Si la température de l'eau augmente, la solubilité de l'oxygène dans l'eau diminue. De plus, le réchauffement climatique accentue la stratification de la colonne d'eau, car une eau plus chaude, moins salée et moins dense se trouve au-dessus des eaux profondes, plus froides et plus salées.
Cela entrave les échanges entre les couches profondes pauvres en oxygène et les eaux de surface riches en oxygène.

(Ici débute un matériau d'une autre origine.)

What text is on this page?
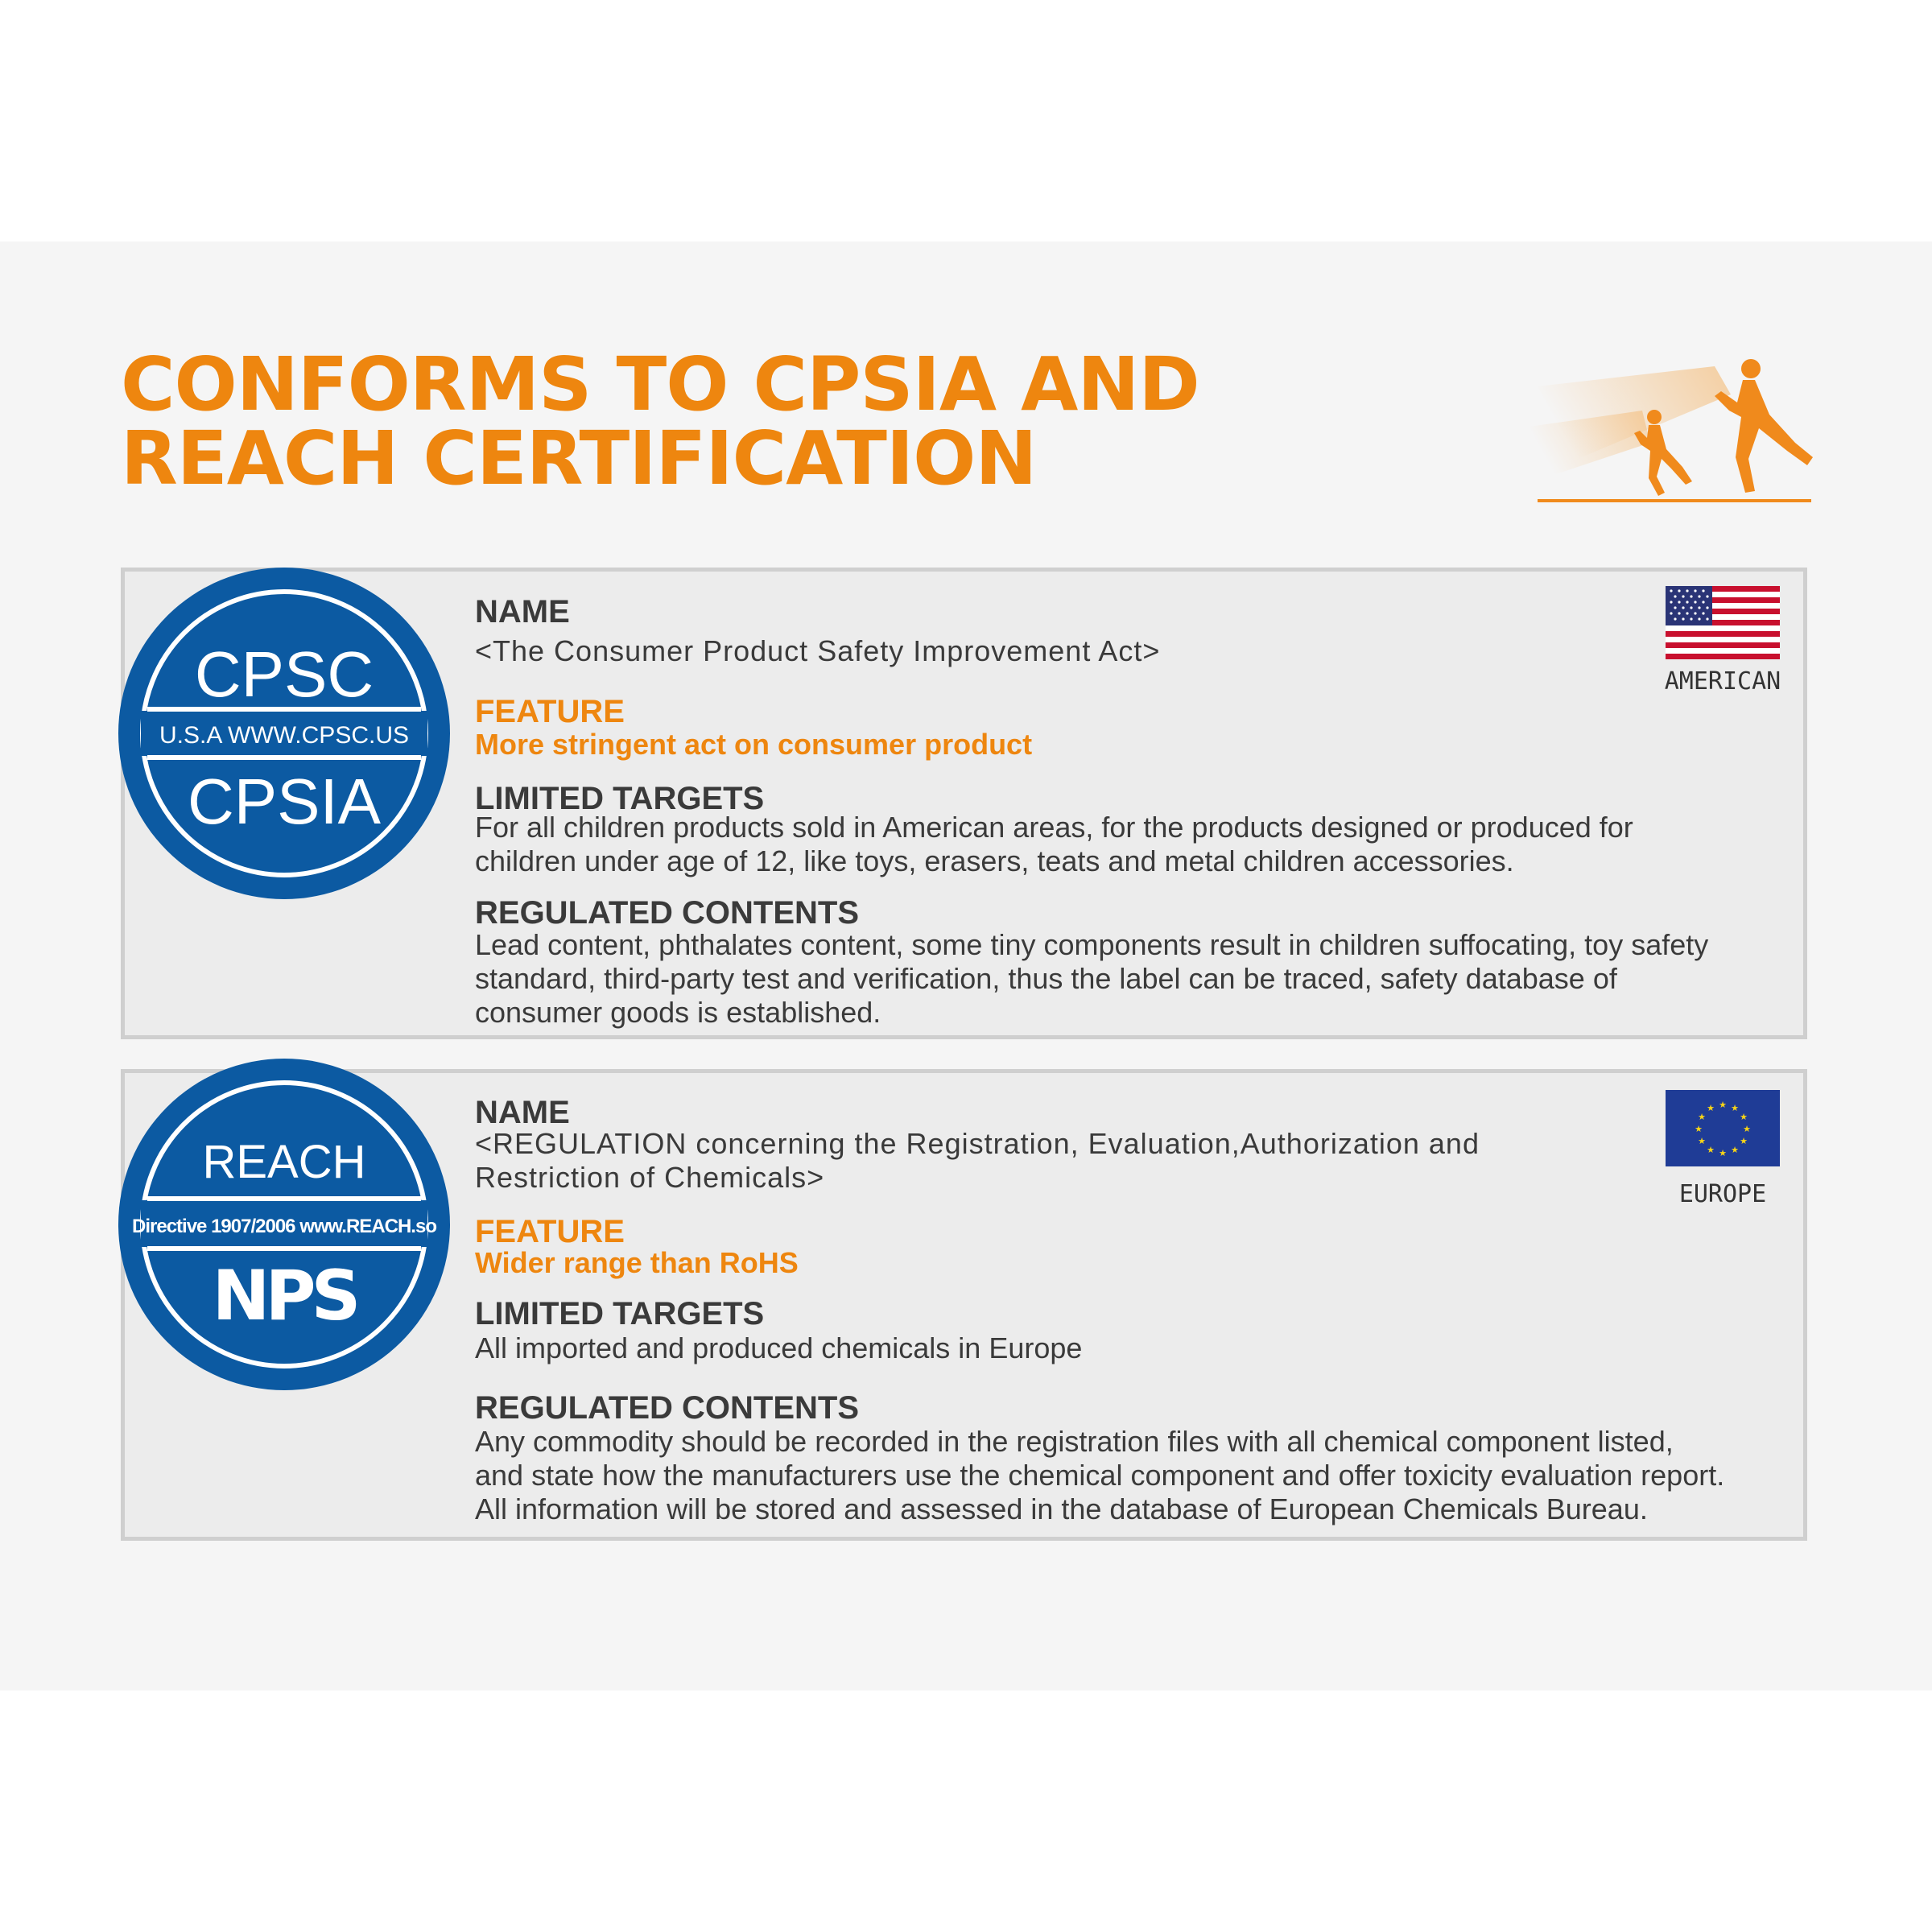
CONFORMS TO CPSIA AND
REACH CERTIFICATION
CPSC
U.S.A WWW.CPSC.US
CPSIA
NAME
<The Consumer Product Safety Improvement Act>
FEATURE
More stringent act on consumer product
LIMITED TARGETS
For all children products sold in American areas, for the products designed or produced for
children under age of 12, like toys, erasers, teats and metal children accessories.
REGULATED CONTENTS
Lead content, phthalates content, some tiny components result in children suffocating, toy safety
standard, third-party test and verification, thus the label can be traced, safety database of
consumer goods is established.
AMERICAN
REACH
Directive 1907/2006 www.REACH.so
NPS
NAME
<REGULATION concerning the Registration, Evaluation,Authorization and
Restriction of Chemicals>
FEATURE
Wider range than RoHS
LIMITED TARGETS
All imported and produced chemicals in Europe
REGULATED CONTENTS
Any commodity should be recorded in the registration files with all chemical component listed,
and state how the manufacturers use the chemical component and offer toxicity evaluation report.
All information will be stored and assessed in the database of European Chemicals Bureau.
★ ★
★
★
★
★
★
★
★
★
★
★
EUROPE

De plus, les apports de nutriments provenant des terres favorisent la prolifération d'algues, ce qui entraîne une consommation accrue d'oxygène à mesure que davantage de matière organique coule et est décomposée par les microbes en profondeur.
Les zones marines où il y a si peu d’oxygène que les poissons, les moules ou les crustacés ne peuvent plus survivre menacent non seulement les organismes eux-mêmes, mais aussi les services écosystémiques tels que la pêche, l’aquaculture, le tourisme et les pratiques culturelles.

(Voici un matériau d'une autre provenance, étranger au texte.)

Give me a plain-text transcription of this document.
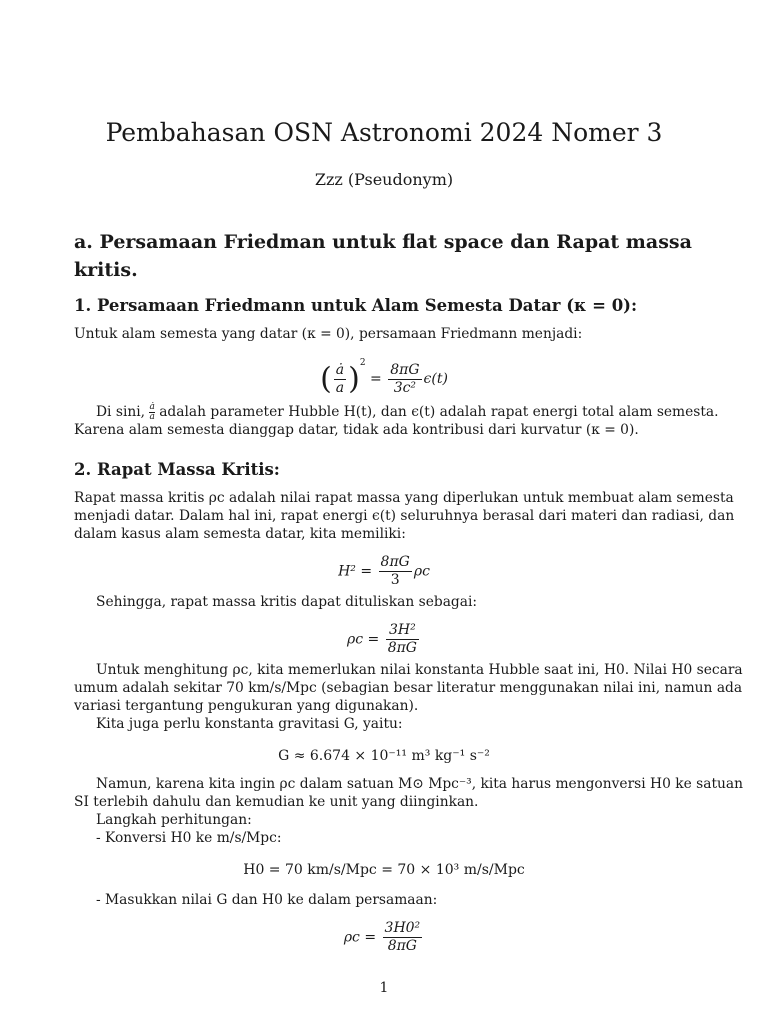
Pembahasan OSN Astronomi 2024 Nomer 3
Zzz (Pseudonym)
a. Persamaan Friedman untuk flat space dan Rapat massa
kritis.
1. Persamaan Friedmann untuk Alam Semesta Datar (κ = 0):
Untuk alam semesta yang datar (κ = 0), persamaan Friedmann menjadi:
( $\frac{ȧ}{a} )^2 = \frac{8\pi G}{\text{3c²}} \epsilon(t)$
Di sini, $\frac{ȧ}{a}$ adalah parameter Hubble H(t), dan ϵ(t) adalah rapat energi total alam semesta.
Karena alam semesta dianggap datar, tidak ada kontribusi dari kurvatur (κ = 0).
2. Rapat Massa Kritis:
Rapat massa kritis ρc adalah nilai rapat massa yang diperlukan untuk membuat alam semesta
menjadi datar. Dalam hal ini, rapat energi ϵ(t) seluruhnya berasal dari materi dan radiasi, dan
dalam kasus alam semesta datar, kita memiliki:
$H^2 = \frac{8\pi G}{3}$ ρc
Sehingga, rapat massa kritis dapat dituliskan sebagai:
$\rho c = \frac{\text{3H²}}{8\pi G}$
Untuk menghitung ρc, kita memerlukan nilai konstanta Hubble saat ini, H0. Nilai H0 secara
umum adalah sekitar 70 km/s/Mpc (sebagian besar literatur menggunakan nilai ini, namun ada
variasi tergantung pengukuran yang digunakan).
Kita juga perlu konstanta gravitasi G, yaitu:
G ≈ 6.674 × 10⁻¹¹ m³ kg⁻¹ s⁻²
Namun, karena kita ingin ρc dalam satuan M⊙ Mpc⁻³, kita harus mengonversi H0 ke satuan
SI terlebih dahulu dan kemudian ke unit yang diinginkan.
Langkah perhitungan:
- Konversi H0 ke m/s/Mpc:
H0 = 70 km/s/Mpc = 70 × 10³ m/s/Mpc
- Masukkan nilai G dan H0 ke dalam persamaan:
$\rho c = \frac{\text{3H0²}}{8\pi G}$
1
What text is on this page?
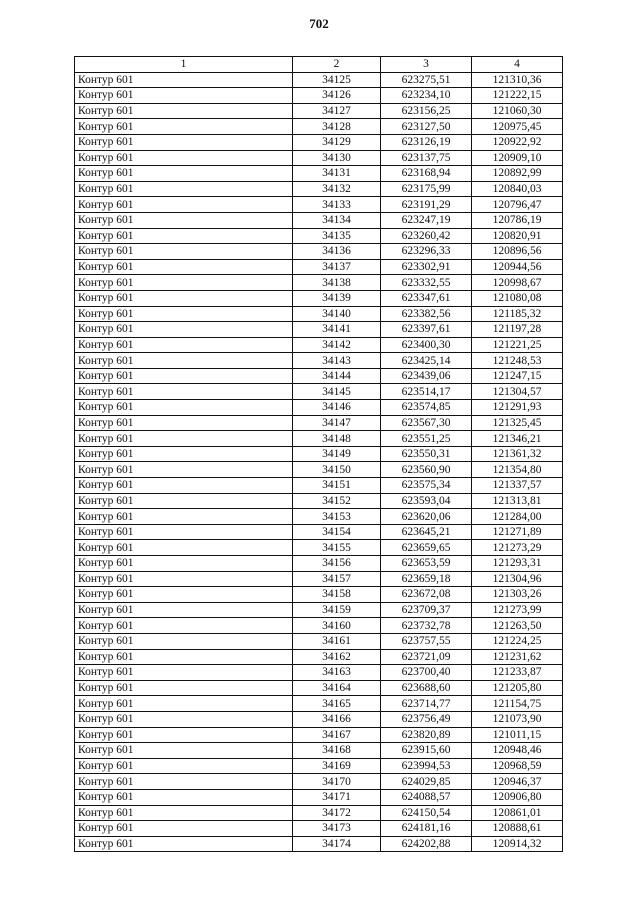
702
1	2	3	4
Контур 601	34125	623275,51	121310,36
Контур 601	34126	623234,10	121222,15
Контур 601	34127	623156,25	121060,30
Контур 601	34128	623127,50	120975,45
Контур 601	34129	623126,19	120922,92
Контур 601	34130	623137,75	120909,10
Контур 601	34131	623168,94	120892,99
Контур 601	34132	623175,99	120840,03
Контур 601	34133	623191,29	120796,47
Контур 601	34134	623247,19	120786,19
Контур 601	34135	623260,42	120820,91
Контур 601	34136	623296,33	120896,56
Контур 601	34137	623302,91	120944,56
Контур 601	34138	623332,55	120998,67
Контур 601	34139	623347,61	121080,08
Контур 601	34140	623382,56	121185,32
Контур 601	34141	623397,61	121197,28
Контур 601	34142	623400,30	121221,25
Контур 601	34143	623425,14	121248,53
Контур 601	34144	623439,06	121247,15
Контур 601	34145	623514,17	121304,57
Контур 601	34146	623574,85	121291,93
Контур 601	34147	623567,30	121325,45
Контур 601	34148	623551,25	121346,21
Контур 601	34149	623550,31	121361,32
Контур 601	34150	623560,90	121354,80
Контур 601	34151	623575,34	121337,57
Контур 601	34152	623593,04	121313,81
Контур 601	34153	623620,06	121284,00
Контур 601	34154	623645,21	121271,89
Контур 601	34155	623659,65	121273,29
Контур 601	34156	623653,59	121293,31
Контур 601	34157	623659,18	121304,96
Контур 601	34158	623672,08	121303,26
Контур 601	34159	623709,37	121273,99
Контур 601	34160	623732,78	121263,50
Контур 601	34161	623757,55	121224,25
Контур 601	34162	623721,09	121231,62
Контур 601	34163	623700,40	121233,87
Контур 601	34164	623688,60	121205,80
Контур 601	34165	623714,77	121154,75
Контур 601	34166	623756,49	121073,90
Контур 601	34167	623820,89	121011,15
Контур 601	34168	623915,60	120948,46
Контур 601	34169	623994,53	120968,59
Контур 601	34170	624029,85	120946,37
Контур 601	34171	624088,57	120906,80
Контур 601	34172	624150,54	120861,01
Контур 601	34173	624181,16	120888,61
Контур 601	34174	624202,88	120914,32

Les processus microbiotiques dans les régions pauvres en oxygène produisent également de plus en plus de puissants gaz à effet de serre tels que l’oxyde nitrique et le méthane, qui peuvent conduire à une nouvelle augmentation du réchauffement climatique et donc à une cause majeure d’appauvrissement en oxygène.
Les auteurs avertissent : nous approchons de seuils critiques de désoxygénation aquatique qui affecteront à terme plusieurs autres limites planétaires.
Le professeur Rose déclare : « L'oxygène dissous régule le rôle des eaux marines et douces dans la modulation du climat terrestre. L'amélioration des concentrations d'oxygène dépend de la lutte contre les causes profondes, notamment le réchauffement climatique et le ruissellement des eaux provenant des paysages aménagés. »
« Ne pas s’attaquer au problème de la désoxygénation aquatique aura, à terme, des conséquences non seulement sur les écosystèmes, mais aussi sur l’activité économique et sur la société à l’échelle mondiale. »
Les tendances à la désoxygénation aquatique constituent un avertissement clair et un appel à l’action qui devraient inspirer des changements pour ralentir, voire atténuer, cette limite planétaire.